# Fry questions.



## Erotik (Jul 11, 2010)

So, a few days ago I noticed my Female Auratus was obviously holding. This will be her second time holding, as the first time I thought she was sick and other fish ate the fry I'm assuming. I'd like to keep the fry so I transferred her over to an empty 10 gallon immediately. (This will be my first time keeping fry.)

How long will she hold for before she spits? And when she does spit, should I remove her from the tank immediately? She's not full grown, still pretty young.

I have black gravel for the bottom of the tank in there, will it be easy to see the fry if the gravel is black? (I don't know how small I should be expecting them to be.)

Any tips and help would be greatly appreciated!

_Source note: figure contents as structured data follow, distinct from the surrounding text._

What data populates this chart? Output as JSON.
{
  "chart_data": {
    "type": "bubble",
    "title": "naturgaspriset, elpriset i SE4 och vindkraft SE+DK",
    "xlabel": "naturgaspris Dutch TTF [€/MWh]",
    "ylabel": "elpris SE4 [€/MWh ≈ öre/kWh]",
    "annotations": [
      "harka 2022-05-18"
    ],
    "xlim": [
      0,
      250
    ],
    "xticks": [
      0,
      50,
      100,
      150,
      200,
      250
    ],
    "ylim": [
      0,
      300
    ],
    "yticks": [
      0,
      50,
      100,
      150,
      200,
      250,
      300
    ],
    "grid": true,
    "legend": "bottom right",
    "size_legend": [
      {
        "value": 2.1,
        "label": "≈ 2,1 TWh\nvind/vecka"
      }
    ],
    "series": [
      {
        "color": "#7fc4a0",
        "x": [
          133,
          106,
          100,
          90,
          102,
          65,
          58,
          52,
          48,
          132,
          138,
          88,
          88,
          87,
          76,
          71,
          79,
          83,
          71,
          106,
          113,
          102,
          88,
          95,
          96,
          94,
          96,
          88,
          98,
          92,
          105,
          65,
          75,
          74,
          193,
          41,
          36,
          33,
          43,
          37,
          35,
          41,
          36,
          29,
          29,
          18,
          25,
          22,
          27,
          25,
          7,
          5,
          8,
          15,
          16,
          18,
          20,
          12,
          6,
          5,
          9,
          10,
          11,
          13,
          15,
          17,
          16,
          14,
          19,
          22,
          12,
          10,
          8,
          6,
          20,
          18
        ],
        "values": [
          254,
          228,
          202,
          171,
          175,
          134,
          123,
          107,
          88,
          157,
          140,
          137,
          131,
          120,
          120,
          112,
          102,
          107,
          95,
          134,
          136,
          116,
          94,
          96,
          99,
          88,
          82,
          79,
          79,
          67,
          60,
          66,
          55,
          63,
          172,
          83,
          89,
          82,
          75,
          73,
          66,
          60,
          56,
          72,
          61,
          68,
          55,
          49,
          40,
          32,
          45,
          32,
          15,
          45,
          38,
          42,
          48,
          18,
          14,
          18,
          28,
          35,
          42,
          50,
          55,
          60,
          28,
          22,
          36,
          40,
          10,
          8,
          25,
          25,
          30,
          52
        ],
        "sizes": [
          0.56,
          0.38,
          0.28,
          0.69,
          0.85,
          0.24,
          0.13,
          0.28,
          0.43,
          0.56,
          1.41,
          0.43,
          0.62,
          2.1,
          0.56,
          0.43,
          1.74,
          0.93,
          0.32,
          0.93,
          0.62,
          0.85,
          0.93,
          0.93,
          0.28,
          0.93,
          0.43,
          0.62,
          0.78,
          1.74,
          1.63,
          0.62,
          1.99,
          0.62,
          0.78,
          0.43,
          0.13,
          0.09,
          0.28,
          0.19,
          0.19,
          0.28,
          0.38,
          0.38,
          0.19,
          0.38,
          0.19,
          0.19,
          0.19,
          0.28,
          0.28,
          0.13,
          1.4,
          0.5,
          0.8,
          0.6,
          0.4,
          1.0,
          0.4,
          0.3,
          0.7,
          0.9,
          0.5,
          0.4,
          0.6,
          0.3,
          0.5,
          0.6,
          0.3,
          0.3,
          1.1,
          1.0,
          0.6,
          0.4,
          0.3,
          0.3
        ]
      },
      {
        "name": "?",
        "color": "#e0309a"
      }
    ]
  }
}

Here's a picture of the momma.


----------



## Revolution1221 (Apr 20, 2010)

The cichlid fry i got from work were from two different moms. I removed them and put them into 20 gallons. The first one didn't spit them out til the next day. The second one was within 10 minutes so i think it just all depends on how comfortable they feel letting them go. It may be possible to entice her with some food and walk away she may let them out so she can eat. And i removed the mothers right after noticing the fry just to avoid the possibilty of her getting hungry or stressed and trying to eat them lol. The fry i got appear to be doing great feeding on frozen baby brine shrimp right now. good luck with them.


----------



## Erotik (Jul 11, 2010)

Revolution1221 said:


> The cichlid fry i got from work were from two different moms. I removed them and put them into 20 gallons. The first one didn't spit them out til the next day. The second one was within 10 minutes so i think it just all depends on how comfortable they feel letting them go. It may be possible to entice her with some food and walk away she may let them out so she can eat. And i removed the mothers right after noticing the fry just to avoid the possibilty of her getting hungry or stressed and trying to eat them lol. The fry i got appear to be doing great feeding on frozen baby brine shrimp right now. good luck with them.


Awesome, thanks for the help! =)


----------



## emc7 (Jul 23, 2005)

I tend to keep the moms out of the main tank for a few weeks to "fatten up". The males will try to spawn again ASAP and she does need to eat for awhile. A good mom will release fry, eat, and then pick them up again when they are threatened or even overnight.


----------



## Erotik (Jul 11, 2010)

UPDATE:

So as you can clearly see in the photo, it looks like she is holding.
Today I went to check on her and she no longer has a "lump" on her chin and is eating.
I don't see any fry anywhere, but she did dig a huge whole underneath a rock and moved all the gravel so it hits bottom.
Should I move the rock? What do you guys think happened?


----------